Leading groups in this effort include the American Jewish Conference and the allegedly independent UN Watch, an NGO founded by the AJC. To AJC Director David Harris, Thursday's session in New York is nothing more than "the tenth anniversary of an anti-Israel, anti-Semitic hate fest."

Wrong strategy?

However, others say groups like the AJC are working under false assumptions, including the final document from the Durban conference.

"If critics had taken the trouble to read the final documents from the Durban conference they would have seen that its expressing said there that the Holocaust should never been forgotten," said Navi Pillay, the UN High Commissioner for Human Rights.

Another section addresses the suffering of the Palestinians and their right to self-determination, while calling on security for all nations in the region, including Israel.

But that has failed to move the German government and decided instead to leave the stage in New York to Iran's Ahmedinejad, just like in 2009 in Geneva.

That is unacceptable to Willy Wimmer, a conservative German parliamentarian and member of the foreign affairs committee, especially given the character of the United Nations. He told Deutsche Welle that instead of boycotting an event because of "crude" images and speeches from some UN members, Germany should push back against poisonous invective with a vocal dissent.

Germany's own record

In fact, Germany's general human rights track record has been the target of criticism from people in the field.

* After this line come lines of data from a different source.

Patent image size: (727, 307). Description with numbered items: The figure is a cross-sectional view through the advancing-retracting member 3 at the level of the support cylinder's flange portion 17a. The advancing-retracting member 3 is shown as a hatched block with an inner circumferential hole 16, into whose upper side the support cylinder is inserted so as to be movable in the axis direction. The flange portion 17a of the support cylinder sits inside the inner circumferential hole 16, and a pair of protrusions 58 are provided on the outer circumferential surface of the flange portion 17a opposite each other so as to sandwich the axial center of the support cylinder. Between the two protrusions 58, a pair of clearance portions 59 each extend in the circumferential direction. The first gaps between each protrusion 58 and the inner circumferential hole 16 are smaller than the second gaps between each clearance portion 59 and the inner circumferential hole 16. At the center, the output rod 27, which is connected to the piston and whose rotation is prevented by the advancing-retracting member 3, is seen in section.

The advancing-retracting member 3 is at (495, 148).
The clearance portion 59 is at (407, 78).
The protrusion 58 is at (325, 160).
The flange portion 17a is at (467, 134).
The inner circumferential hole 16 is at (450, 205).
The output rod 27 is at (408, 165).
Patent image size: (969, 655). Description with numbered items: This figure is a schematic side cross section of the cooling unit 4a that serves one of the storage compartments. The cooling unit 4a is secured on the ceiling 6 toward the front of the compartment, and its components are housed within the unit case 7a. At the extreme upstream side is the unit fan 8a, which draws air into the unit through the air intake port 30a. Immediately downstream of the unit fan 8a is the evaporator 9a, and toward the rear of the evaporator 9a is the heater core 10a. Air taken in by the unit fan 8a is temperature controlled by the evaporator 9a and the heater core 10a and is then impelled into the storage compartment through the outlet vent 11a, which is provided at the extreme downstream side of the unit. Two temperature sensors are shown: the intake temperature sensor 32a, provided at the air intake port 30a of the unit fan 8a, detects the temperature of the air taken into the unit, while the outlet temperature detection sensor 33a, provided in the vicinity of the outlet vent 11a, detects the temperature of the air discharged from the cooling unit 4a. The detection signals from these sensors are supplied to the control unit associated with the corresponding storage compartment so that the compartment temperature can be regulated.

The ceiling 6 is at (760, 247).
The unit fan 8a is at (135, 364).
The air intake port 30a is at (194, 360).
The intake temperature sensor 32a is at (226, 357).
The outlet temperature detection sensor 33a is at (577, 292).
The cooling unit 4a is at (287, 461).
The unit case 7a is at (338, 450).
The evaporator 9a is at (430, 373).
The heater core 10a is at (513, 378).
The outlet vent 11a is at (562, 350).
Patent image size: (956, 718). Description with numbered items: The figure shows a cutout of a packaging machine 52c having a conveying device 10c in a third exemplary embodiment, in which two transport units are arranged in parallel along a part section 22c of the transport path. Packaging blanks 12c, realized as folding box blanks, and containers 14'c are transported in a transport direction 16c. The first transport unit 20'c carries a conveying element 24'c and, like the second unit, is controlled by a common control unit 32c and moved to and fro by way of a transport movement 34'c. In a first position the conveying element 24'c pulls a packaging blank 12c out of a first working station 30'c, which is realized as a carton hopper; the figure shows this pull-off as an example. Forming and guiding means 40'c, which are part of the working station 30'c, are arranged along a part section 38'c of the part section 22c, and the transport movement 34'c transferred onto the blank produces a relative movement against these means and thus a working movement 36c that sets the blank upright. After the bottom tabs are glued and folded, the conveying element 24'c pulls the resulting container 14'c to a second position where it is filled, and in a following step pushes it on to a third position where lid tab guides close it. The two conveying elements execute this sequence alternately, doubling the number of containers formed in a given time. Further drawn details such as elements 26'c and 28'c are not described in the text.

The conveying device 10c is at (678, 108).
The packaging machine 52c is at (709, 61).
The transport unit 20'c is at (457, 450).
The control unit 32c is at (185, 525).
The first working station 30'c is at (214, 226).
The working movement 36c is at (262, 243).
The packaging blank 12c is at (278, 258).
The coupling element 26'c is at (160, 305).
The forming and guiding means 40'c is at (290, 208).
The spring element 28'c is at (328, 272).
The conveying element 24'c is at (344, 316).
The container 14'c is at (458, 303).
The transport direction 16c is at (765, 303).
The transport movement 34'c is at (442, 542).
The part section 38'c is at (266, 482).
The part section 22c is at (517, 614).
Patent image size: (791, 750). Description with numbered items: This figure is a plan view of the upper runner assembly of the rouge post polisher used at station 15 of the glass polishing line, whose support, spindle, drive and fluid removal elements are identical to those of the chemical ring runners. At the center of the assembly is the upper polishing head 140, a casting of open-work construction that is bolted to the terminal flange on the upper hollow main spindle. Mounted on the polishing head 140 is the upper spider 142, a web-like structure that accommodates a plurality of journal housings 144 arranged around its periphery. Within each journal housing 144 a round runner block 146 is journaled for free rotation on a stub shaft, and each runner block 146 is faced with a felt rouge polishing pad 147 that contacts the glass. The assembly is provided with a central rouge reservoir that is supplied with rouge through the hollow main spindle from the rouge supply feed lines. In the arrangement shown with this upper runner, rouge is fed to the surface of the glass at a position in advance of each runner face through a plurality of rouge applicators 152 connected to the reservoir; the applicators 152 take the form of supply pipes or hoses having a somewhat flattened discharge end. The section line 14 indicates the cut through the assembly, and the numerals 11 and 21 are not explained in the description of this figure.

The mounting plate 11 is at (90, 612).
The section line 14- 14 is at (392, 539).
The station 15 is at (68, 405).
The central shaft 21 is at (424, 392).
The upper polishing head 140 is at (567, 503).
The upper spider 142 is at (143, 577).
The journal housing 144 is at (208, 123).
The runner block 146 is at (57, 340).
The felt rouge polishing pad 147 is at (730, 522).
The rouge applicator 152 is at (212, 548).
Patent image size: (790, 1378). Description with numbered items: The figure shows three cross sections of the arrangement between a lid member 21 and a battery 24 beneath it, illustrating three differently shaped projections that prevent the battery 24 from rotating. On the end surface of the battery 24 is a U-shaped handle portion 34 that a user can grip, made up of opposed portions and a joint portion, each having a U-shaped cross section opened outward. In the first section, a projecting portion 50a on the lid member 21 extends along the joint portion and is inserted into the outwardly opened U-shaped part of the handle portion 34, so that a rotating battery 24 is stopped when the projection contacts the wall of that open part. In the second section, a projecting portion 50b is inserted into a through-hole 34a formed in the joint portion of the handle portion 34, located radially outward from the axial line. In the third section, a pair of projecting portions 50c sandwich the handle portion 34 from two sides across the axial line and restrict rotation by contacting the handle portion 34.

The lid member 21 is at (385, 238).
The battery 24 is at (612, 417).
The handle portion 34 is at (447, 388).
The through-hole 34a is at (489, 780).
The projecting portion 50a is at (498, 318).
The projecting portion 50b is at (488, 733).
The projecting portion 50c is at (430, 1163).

"Racial discrimination is considered a normal part of everyday life," said Nuran Yigit, who heads the Anti-Discrimination Network in Berlin, especially by non-white immigrants. While Berlin has a network in place that offers counselling, layers and psychologists to victims of discrimination, in many parts of Germany, people have nowhere to go.

Germany did come up with a national action plan after the Durban 2001 conference, but the outcome has been meagre, observers say.

"(The plan) contains measures that Germany would have put in place anyway and is not very results-oriented," said human rights expert Follmar-Otto.

In New York, many fear that the Durban III meeting will descend into yet another mud-slinging match over anti-Semitism and Israeli settlement policies and could serve as a positioning strategy ahead of the General Assembly on Friday.

On that day, the application by the Palestinians for UN statehood recognition is on the agenda.